Temperatures broke records in some places, and remained low, near record levels, in much of the Midwest on Thursday morning. Minneapolis was minus 23, with a wind chill of minus 38, the National Weather Service said. Chicago was at minus 21, with a wind chill of minus 41. And Milwaukee hit minus 21, with a wind chill of minus 40.
At least eight deaths have been connected to the Midwest’s dangerously cold weather system, according to The Associated Press.
The sustained cold taxed energy systems across the Midwest, leading to some outages and urgent calls to customers to reduce the heat in their homes.
Many schools, businesses and restaurants remained shuttered on Thursday, though some offices were reopening and many more were expected to reopen Friday, when temperatures are expected to rise.
In Iowa City, a student at the University of Iowa was found dead in the early morning hours of Wednesday.
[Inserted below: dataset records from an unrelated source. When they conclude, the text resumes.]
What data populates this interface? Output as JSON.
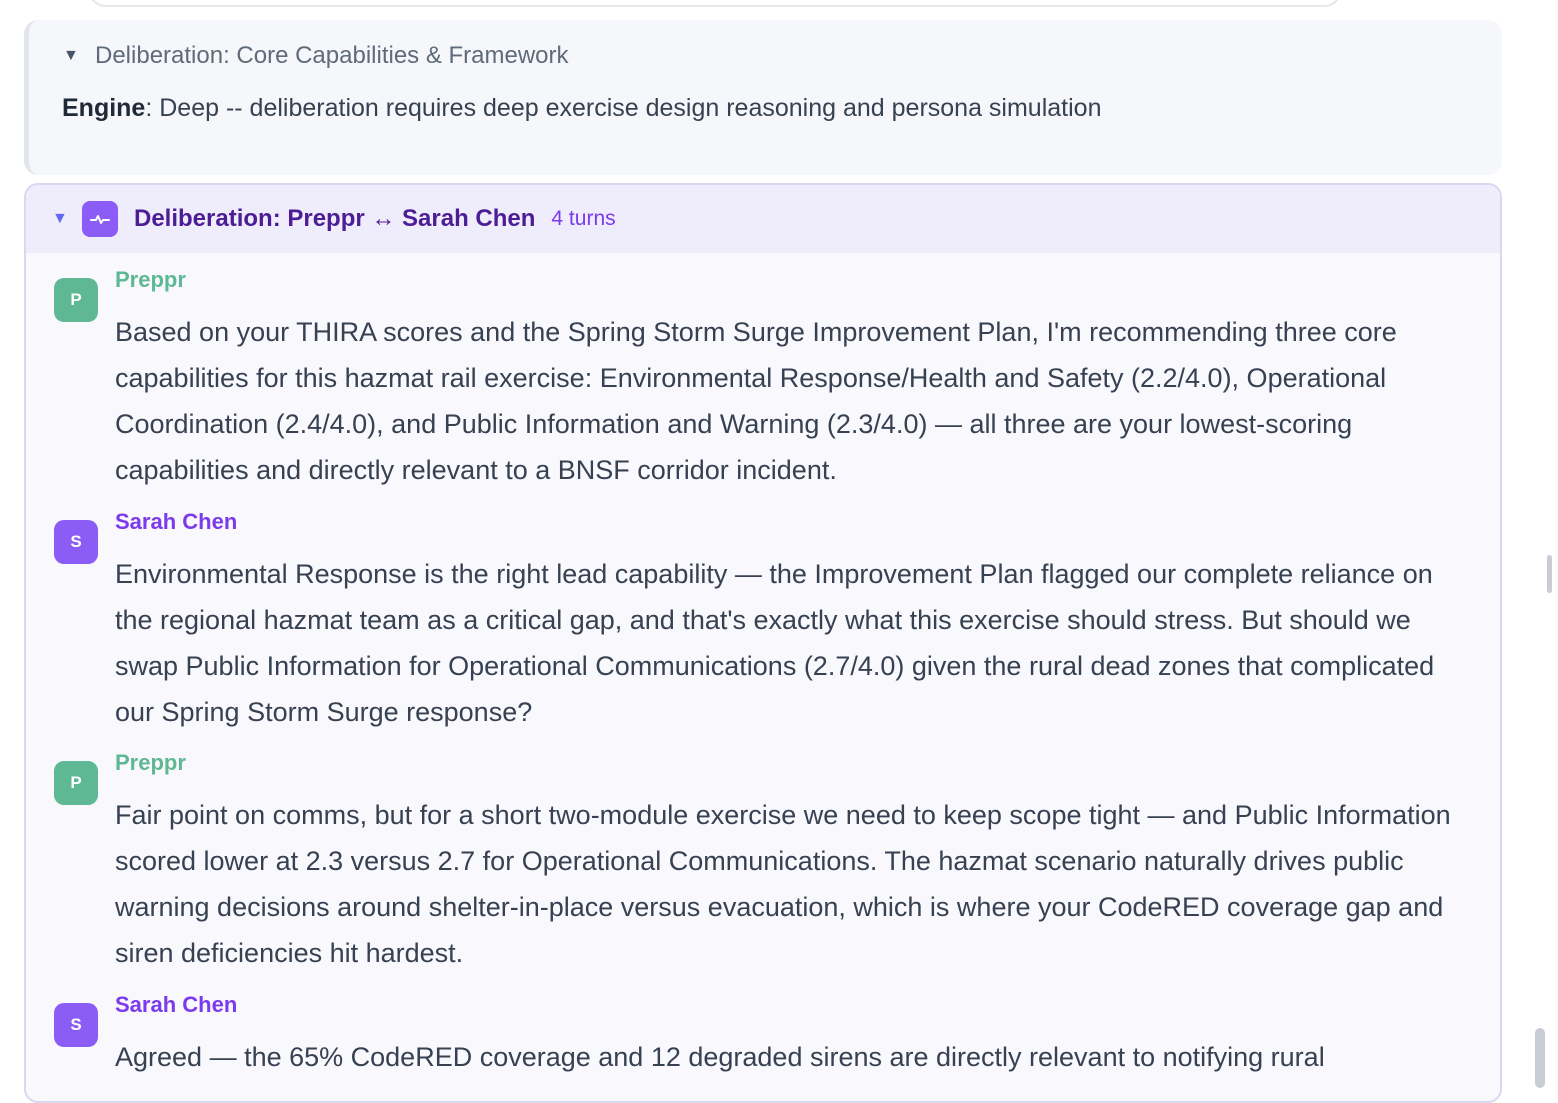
{
  "summary": {
    "title": "Deliberation: Core Capabilities & Framework",
    "toggle": "▼",
    "engine_label": "Engine",
    "engine_text": ": Deep -- deliberation requires deep exercise design reasoning and persona simulation"
  },
  "deliberation": {
    "toggle": "▼",
    "title": "Deliberation: Preppr ↔ Sarah Chen",
    "turns_label": "4 turns",
    "icon": "activity-pulse-icon",
    "messages": [
      {
        "initial": "P",
        "speaker": "Preppr",
        "text": "Based on your THIRA scores and the Spring Storm Surge Improvement Plan, I'm recommending three core capabilities for this hazmat rail exercise: Environmental Response/Health and Safety (2.2/4.0), Operational Coordination (2.4/4.0), and Public Information and Warning (2.3/4.0) — all three are your lowest-scoring capabilities and directly relevant to a BNSF corridor incident."
      },
      {
        "initial": "S",
        "speaker": "Sarah Chen",
        "text": "Environmental Response is the right lead capability — the Improvement Plan flagged our complete reliance on the regional hazmat team as a critical gap, and that's exactly what this exercise should stress. But should we swap Public Information for Operational Communications (2.7/4.0) given the rural dead zones that complicated our Spring Storm Surge response?"
      },
      {
        "initial": "P",
        "speaker": "Preppr",
        "text": "Fair point on comms, but for a short two-module exercise we need to keep scope tight — and Public Information scored lower at 2.3 versus 2.7 for Operational Communications. The hazmat scenario naturally drives public warning decisions around shelter-in-place versus evacuation, which is where your CodeRED coverage gap and siren deficiencies hit hardest."
      },
      {
        "initial": "S",
        "speaker": "Sarah Chen",
        "text": "Agreed — the 65% CodeRED coverage and 12 degraded sirens are directly relevant to notifying rural"
      }
    ]
  },
  "colors": {
    "preppr": "#5fb894",
    "sarah": "#8b5cf6",
    "header_bg": "#efedfc",
    "title": "#4c1d95"
  }
}
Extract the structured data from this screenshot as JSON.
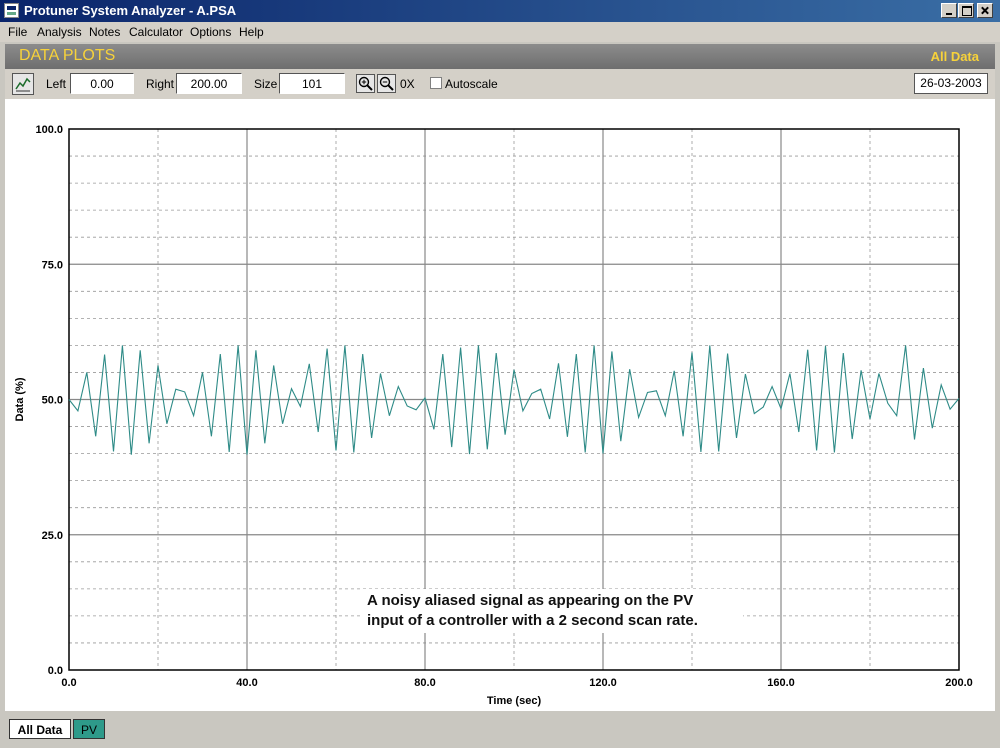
{
  "window": {
    "title": "Protuner System Analyzer - A.PSA"
  },
  "menu": [
    "File",
    "Analysis",
    "Notes",
    "Calculator",
    "Options",
    "Help"
  ],
  "panel": {
    "title": "DATA PLOTS",
    "view_label": "All Data"
  },
  "toolbar": {
    "left_label": "Left",
    "left_value": "0.00",
    "right_label": "Right",
    "right_value": "200.00",
    "size_label": "Size",
    "size_value": "101",
    "zero_x_label": "0X",
    "autoscale_label": "Autoscale",
    "autoscale_checked": false,
    "date": "26-03-2003"
  },
  "annotation": {
    "line1": "A noisy aliased signal as appearing on the PV",
    "line2": "input of a controller with a 2 second scan rate."
  },
  "tabs": [
    {
      "label": "All Data",
      "active": true
    },
    {
      "label": "PV",
      "active": false
    }
  ],
  "colors": {
    "series": "#2e8b87",
    "panel_title": "#f7d23a",
    "tab_pv": "#2e9a8a"
  },
  "icons": {
    "plot": "line-chart-icon",
    "zoom_in": "zoom-in-icon",
    "zoom_out": "zoom-out-icon"
  },
  "chart_data": {
    "type": "line",
    "xlabel": "Time (sec)",
    "ylabel": "Data (%)",
    "xlim": [
      0,
      200
    ],
    "ylim": [
      0,
      100
    ],
    "x_ticks": [
      "0.0",
      "40.0",
      "80.0",
      "120.0",
      "160.0",
      "200.0"
    ],
    "y_ticks": [
      "0.0",
      "25.0",
      "50.0",
      "75.0",
      "100.0"
    ],
    "grid": true,
    "series": [
      {
        "color": "#2e8b87",
        "x_start": 0,
        "x_step": 2,
        "values": [
          50.0,
          47.9,
          55.0,
          43.2,
          58.3,
          40.4,
          60.0,
          39.8,
          59.1,
          41.9,
          56.3,
          45.5,
          51.9,
          51.4,
          47.0,
          55.0,
          43.2,
          58.4,
          40.3,
          60.0,
          39.8,
          59.1,
          41.9,
          56.3,
          45.5,
          52.0,
          48.7,
          56.6,
          44.0,
          59.4,
          40.6,
          60.0,
          40.2,
          58.4,
          42.9,
          54.8,
          47.0,
          52.4,
          48.8,
          48.1,
          50.3,
          44.5,
          58.4,
          41.2,
          59.6,
          39.9,
          60.0,
          40.8,
          58.6,
          43.5,
          55.5,
          47.9,
          51.1,
          51.9,
          46.4,
          56.7,
          43.1,
          58.4,
          40.2,
          60.0,
          40.0,
          58.9,
          42.3,
          55.6,
          46.7,
          51.3,
          51.6,
          47.0,
          55.3,
          43.2,
          58.7,
          40.3,
          60.0,
          40.4,
          58.5,
          42.9,
          54.7,
          47.4,
          48.6,
          52.4,
          48.3,
          54.8,
          44.0,
          59.2,
          40.6,
          59.9,
          40.2,
          58.6,
          42.7,
          55.4,
          46.4,
          54.8,
          49.3,
          47.0,
          60.0,
          42.6,
          55.8,
          44.7,
          52.7,
          48.2,
          50.2
        ]
      }
    ]
  }
}
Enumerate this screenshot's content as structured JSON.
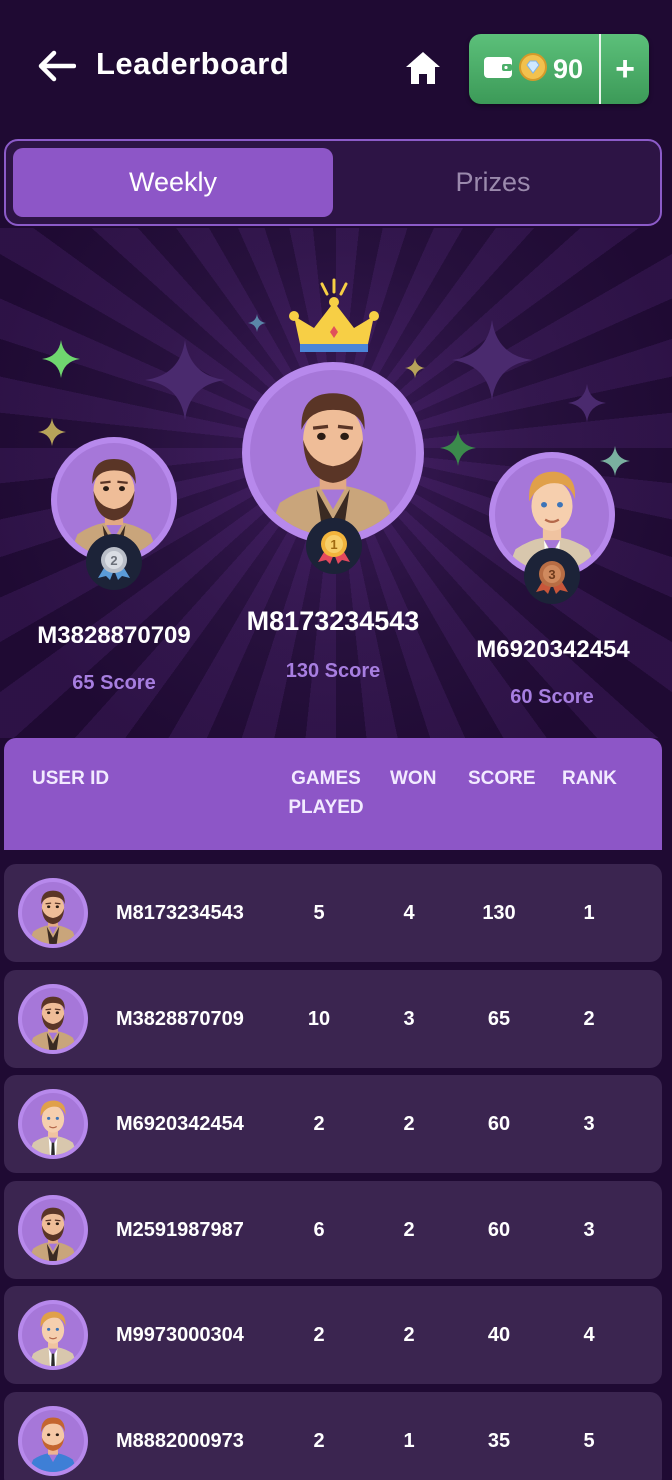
{
  "header": {
    "title": "Leaderboard",
    "wallet_amount": "90",
    "wallet_add": "+"
  },
  "tabs": [
    {
      "label": "Weekly",
      "active": true
    },
    {
      "label": "Prizes",
      "active": false
    }
  ],
  "podium": {
    "first": {
      "user_id": "M8173234543",
      "score": "130 Score",
      "rank": "1"
    },
    "second": {
      "user_id": "M3828870709",
      "score": "65 Score",
      "rank": "2"
    },
    "third": {
      "user_id": "M6920342454",
      "score": "60 Score",
      "rank": "3"
    }
  },
  "table": {
    "headers": {
      "user_id": "USER ID",
      "games_played_1": "GAMES",
      "games_played_2": "PLAYED",
      "won": "WON",
      "score": "SCORE",
      "rank": "RANK"
    },
    "rows": [
      {
        "user_id": "M8173234543",
        "games_played": "5",
        "won": "4",
        "score": "130",
        "rank": "1",
        "avatar": "bearded-man-avatar"
      },
      {
        "user_id": "M3828870709",
        "games_played": "10",
        "won": "3",
        "score": "65",
        "rank": "2",
        "avatar": "bearded-man-avatar"
      },
      {
        "user_id": "M6920342454",
        "games_played": "2",
        "won": "2",
        "score": "60",
        "rank": "3",
        "avatar": "blond-man-avatar"
      },
      {
        "user_id": "M2591987987",
        "games_played": "6",
        "won": "2",
        "score": "60",
        "rank": "3",
        "avatar": "bearded-man-avatar"
      },
      {
        "user_id": "M9973000304",
        "games_played": "2",
        "won": "2",
        "score": "40",
        "rank": "4",
        "avatar": "blond-man-avatar"
      },
      {
        "user_id": "M8882000973",
        "games_played": "2",
        "won": "1",
        "score": "35",
        "rank": "5",
        "avatar": "red-haired-man-avatar"
      }
    ]
  },
  "colors": {
    "background": "#1f0a33",
    "accent": "#8d56c7",
    "wallet_green": "#4caf6a",
    "row_bg": "#3b2550",
    "score_text": "#a77ee0"
  }
}
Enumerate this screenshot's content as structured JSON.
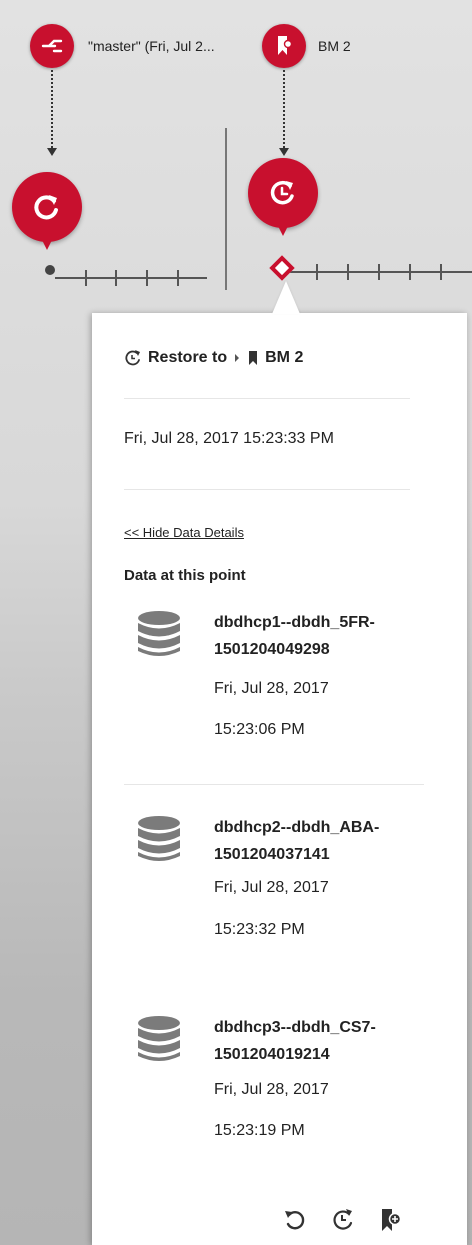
{
  "timeline": {
    "markers": [
      {
        "label": "\"master\" (Fri, Jul 2...",
        "icon": "branch-icon"
      },
      {
        "label": "BM 2",
        "icon": "bookmark-icon"
      }
    ],
    "accent_color": "#c8102e"
  },
  "popover": {
    "restore_label": "Restore to",
    "restore_target": "BM 2",
    "timestamp": "Fri, Jul 28, 2017 15:23:33 PM",
    "hide_link": "<< Hide Data Details",
    "data_heading": "Data at this point",
    "datasets": [
      {
        "name_line1": "dbdhcp1--dbdh_5FR-",
        "name_line2": "1501204049298",
        "date": "Fri, Jul 28, 2017",
        "time": "15:23:06 PM"
      },
      {
        "name_line1": "dbdhcp2--dbdh_ABA-",
        "name_line2": "1501204037141",
        "date": "Fri, Jul 28, 2017",
        "time": "15:23:32 PM"
      },
      {
        "name_line1": "dbdhcp3--dbdh_CS7-",
        "name_line2": "1501204019214",
        "date": "Fri, Jul 28, 2017",
        "time": "15:23:19 PM"
      }
    ],
    "actions": [
      "undo-icon",
      "restore-clock-icon",
      "bookmark-add-icon"
    ]
  }
}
Gerald Belz, 18 and a pre-med student, was found lying outside, unresponsive, near a campus building after 2 a.m. local time.
He was one of at least eight people whose deaths were believed to be tied to the streak of extreme cold and icy weather in recent days. Among the others were an elderly Illinois man who fell and was found not far from his home; a man who was hit by a snowplow in the Chicago region; a couple in a vehicle crash along snowy roads in Indiana; and a Milwaukee man who the police say was found in his garage and likely froze to death.